We pass in not only a pointer to the function we want to call, but the parameters we want to send to it.  Note that our program is still completely abstract, since we are not looking inside that black box of arguments.

The declaration of the rngParms type becomes tricky.  It needs to be variant, so that it can hold all the necessary parameters for any of the random generators.  We can do this by declaring different structures for each generator, and making a composite union.

struct Exponential_Parms
{
   float lambda;
}

struct Normal_Parms
{
   float lambda;
   float variance;
   float start;
   float end;
}

union rngParms
{
   Exponential_Parms e;
   Normal_Parms n;
}

Each function will be written to use the arguments it needs, while ignoring the others.  The calling function picks the arguments to use and the pointer to pass them too (which obviously must match), and the program remains indifferent towards all.

You've probably noticed that our trivial little program is starting to get much less trivial.  Pointers, complex unions, and indirect functions calls, and all we are doing is "printing random numbers"!  But this all goes back to reusability.  It was a good deal more work now, but think about how much more powerful this function is.  It's essentially "future-proofed".  If we need another set of random numbers in the future, this function never changes.  From now till the end of days, this file stays checked into the source tree, can be reused across any project, verbatim.  In fact, we never even have to recompile the damn thing!

So the real question becomes, is this OOP?  Most would say no, it's just good engineering design using a procedural language.  But that question misses the point.  OOP is just a syntax, a way to help automate good engineering design.  Lots of languages have special features so that passing around these pointers and variant records is much easier on you, but that's just icing on the cake.  Arguing about whether code is "object oriented" or "procedural" is like arguing if code is "Java" or "PHP".  There is no implication of quality, it simply is or is not.  But like we just saw, even derelict C code can be more abstract than most of the crummiest .NET code.  Code is either good or bad, and the way to tell if its bad is by having to change it.

Because at the end of the day, the language you use should just be personal preference.  After all, good code never has to be changed, so the only person that suffers by using a crappy language is you.  With abstract code, nobody ever has to go in and look at it (let alone change it), so nobody cares whether your brackets are in line or on their own line.  If you use a shitty untyped language, that's just more time you had to spend debugging and getting it right the first time, instead of drinking on your porch and judging the relative puffiness of clouds.
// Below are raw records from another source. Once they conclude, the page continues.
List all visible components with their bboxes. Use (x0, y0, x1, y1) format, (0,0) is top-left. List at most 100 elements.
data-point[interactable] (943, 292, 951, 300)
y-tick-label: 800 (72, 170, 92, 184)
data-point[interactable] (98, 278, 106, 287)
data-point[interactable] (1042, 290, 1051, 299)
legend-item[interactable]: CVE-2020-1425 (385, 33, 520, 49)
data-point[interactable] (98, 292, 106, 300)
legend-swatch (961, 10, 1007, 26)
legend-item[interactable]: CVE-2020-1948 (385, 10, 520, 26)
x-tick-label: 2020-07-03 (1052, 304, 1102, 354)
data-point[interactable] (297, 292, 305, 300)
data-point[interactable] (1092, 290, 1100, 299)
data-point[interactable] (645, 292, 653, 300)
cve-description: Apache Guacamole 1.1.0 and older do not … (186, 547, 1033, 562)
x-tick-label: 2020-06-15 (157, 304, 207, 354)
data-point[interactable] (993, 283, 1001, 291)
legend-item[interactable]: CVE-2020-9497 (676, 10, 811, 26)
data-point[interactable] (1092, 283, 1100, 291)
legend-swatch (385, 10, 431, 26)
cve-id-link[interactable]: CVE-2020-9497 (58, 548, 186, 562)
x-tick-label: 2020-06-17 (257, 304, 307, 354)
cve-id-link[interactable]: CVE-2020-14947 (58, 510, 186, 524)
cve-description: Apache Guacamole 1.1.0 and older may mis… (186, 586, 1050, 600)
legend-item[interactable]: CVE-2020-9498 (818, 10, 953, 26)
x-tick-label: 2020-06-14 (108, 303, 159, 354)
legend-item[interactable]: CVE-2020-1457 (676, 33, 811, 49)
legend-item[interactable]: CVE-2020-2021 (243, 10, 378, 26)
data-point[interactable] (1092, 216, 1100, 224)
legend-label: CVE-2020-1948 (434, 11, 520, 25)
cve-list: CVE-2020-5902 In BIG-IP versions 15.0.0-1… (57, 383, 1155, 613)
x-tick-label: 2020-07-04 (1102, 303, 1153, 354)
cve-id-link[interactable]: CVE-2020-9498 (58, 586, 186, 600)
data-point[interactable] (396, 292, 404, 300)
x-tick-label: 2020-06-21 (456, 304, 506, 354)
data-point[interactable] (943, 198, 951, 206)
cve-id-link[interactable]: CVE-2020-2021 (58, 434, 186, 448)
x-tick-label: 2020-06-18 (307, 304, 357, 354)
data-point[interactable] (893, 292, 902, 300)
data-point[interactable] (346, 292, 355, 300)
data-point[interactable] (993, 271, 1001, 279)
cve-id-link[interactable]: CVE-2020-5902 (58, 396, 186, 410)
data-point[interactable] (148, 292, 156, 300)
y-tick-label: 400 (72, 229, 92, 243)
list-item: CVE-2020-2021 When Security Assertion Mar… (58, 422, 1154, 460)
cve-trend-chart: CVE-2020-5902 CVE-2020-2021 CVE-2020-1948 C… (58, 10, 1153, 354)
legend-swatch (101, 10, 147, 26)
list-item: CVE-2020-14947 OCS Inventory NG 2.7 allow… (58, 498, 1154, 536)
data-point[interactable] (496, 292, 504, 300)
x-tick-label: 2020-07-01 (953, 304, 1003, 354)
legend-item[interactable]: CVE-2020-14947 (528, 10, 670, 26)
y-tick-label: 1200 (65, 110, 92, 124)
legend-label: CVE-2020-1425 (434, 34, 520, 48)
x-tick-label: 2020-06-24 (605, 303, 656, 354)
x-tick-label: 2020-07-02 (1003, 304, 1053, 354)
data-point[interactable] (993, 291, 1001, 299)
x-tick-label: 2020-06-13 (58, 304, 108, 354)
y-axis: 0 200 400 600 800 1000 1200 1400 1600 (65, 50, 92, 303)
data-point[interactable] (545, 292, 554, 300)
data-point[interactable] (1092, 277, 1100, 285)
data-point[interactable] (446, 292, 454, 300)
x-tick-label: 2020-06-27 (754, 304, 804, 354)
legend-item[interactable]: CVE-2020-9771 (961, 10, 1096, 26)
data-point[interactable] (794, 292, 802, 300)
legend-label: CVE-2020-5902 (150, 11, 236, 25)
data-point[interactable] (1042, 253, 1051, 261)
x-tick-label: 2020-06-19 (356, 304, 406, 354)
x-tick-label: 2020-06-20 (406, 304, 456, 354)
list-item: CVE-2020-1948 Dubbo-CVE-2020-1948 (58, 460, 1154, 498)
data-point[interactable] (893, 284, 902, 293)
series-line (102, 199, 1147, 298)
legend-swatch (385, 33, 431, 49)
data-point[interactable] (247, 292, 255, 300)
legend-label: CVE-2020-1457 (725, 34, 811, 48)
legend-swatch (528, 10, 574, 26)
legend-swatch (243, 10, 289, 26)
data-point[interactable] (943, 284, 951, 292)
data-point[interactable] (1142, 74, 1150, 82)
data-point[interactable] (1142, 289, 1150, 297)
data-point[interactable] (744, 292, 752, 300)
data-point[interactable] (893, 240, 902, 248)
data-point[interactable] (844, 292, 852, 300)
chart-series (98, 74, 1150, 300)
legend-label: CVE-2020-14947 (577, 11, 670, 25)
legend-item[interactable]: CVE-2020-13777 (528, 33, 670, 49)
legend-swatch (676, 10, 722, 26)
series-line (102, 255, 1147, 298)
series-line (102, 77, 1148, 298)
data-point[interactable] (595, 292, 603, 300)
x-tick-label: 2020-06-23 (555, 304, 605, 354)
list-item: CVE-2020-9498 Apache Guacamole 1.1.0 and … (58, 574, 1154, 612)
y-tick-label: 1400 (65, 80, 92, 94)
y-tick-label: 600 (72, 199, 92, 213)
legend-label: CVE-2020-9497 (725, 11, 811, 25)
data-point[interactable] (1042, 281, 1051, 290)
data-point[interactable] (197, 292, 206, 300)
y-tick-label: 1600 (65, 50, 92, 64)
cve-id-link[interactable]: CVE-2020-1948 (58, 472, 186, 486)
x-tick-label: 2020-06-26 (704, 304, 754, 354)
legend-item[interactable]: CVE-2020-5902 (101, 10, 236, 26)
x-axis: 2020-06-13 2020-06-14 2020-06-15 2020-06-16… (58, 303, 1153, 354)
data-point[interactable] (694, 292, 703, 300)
Of course, if you are writing bad code, then people will have to open it up endlessly to keep changing it.  Then it becomes an issue of where your brackets are, or how you indent, or whether the new guy out of college knows the language you used, or how you decipher the sparse comments that dyslexic coworker wrote, and things get much more complex.  The natural response is that "everything should be rewritten in that language I like", which makes about as much sense as saying you should buy new Snap-On wrenches to help rebuild your car's engine faster, since it seizes so often because you don't put oil in it!  You don't want to be able to fix it faster, you want it not to break in the first place!

So whichever side of the OOP fence you lie on or what language you use, take a long hard look at your code.  Is it abstract?  If I decide to change some arbitrary requirement, will I have to change the code at all?  If the answer is yes, then it doesn't matter what language you used:  It's abstraction that matters, not language.